Brilliant Cohle. Care to elaborate?

Sure, things like calling transwomen transwomen (rather than TIM etc), increased provision of unisex sole-occupancy loos, permitting transwomen to access women's group where the organisers believe it's appropriate.

I think some GC feminists come at accommodations for trans individuals from the perspective that they must be shot down and analyse the risks to women accordingly.
And that's not to say that there aren't many areas where the risks are very real.

Cohle · 01/08/2019 15:33

Nobody can truly live their life as they wish; there are rules around for example, murder, rape, theft, burglary, as one person's right must be taken into consideration over populations as a whole.

Yes I would think that goes without saying.

As I said "I think there are some ways in which some of the accommodations trans individuals seek could be met without negatively impacting women".

I'm not sure how it could have made it clearer that I don't think trans individuals rights should prevail over women's rights, just that I think there are occasions where they can co-exist.

TheNavigator · 01/08/2019 15:37

So what you are saying is that saying you are 'trans' gives you rights to live your life as you wish, and to hell with everyone else's rights?

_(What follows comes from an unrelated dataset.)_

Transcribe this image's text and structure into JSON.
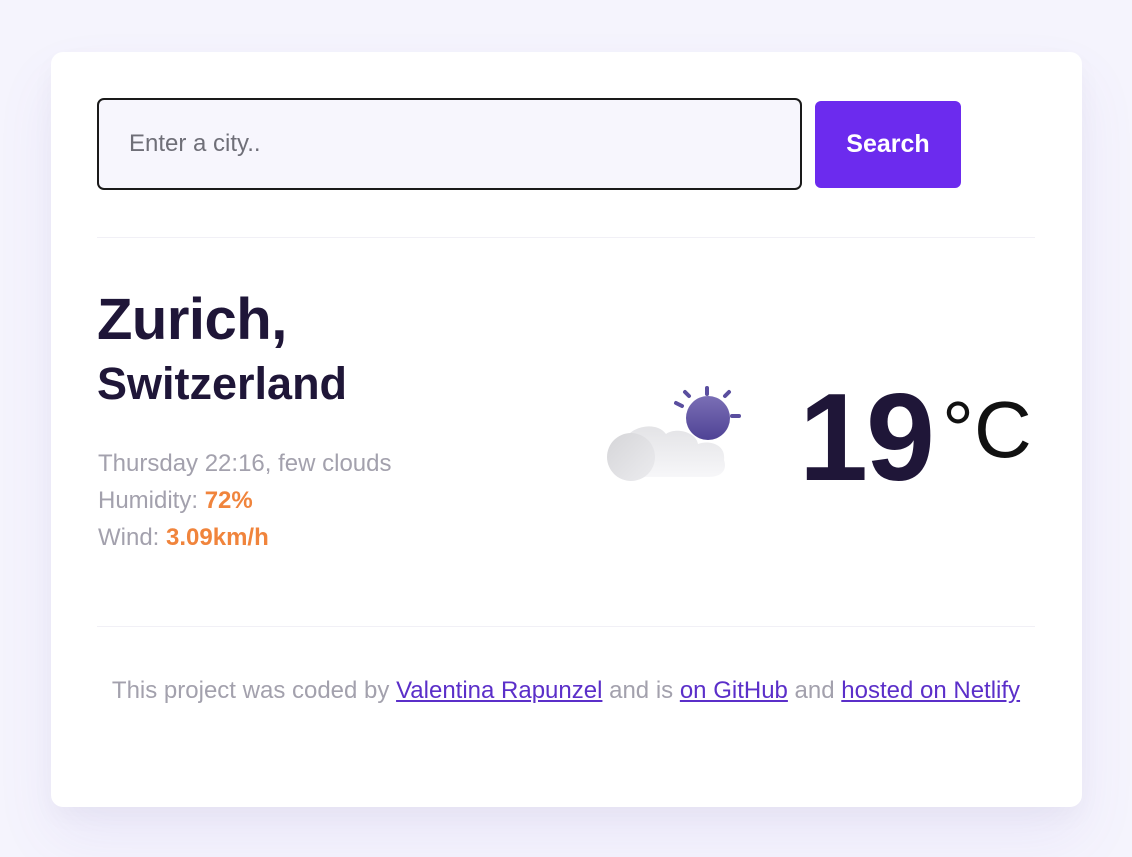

I don't think anyone has said that? Just that it is pointless to keep expecting people to justify why they feel a certain way in order that you can point out they are wrong to feel that way. People can feel differently to you and want to live their life differently to you and not be 'wrong' or 'right' - just living life in the way that is right for them. Of course we all have to obey the law and make accommodations to fit into society, no one group of people is exempt from that.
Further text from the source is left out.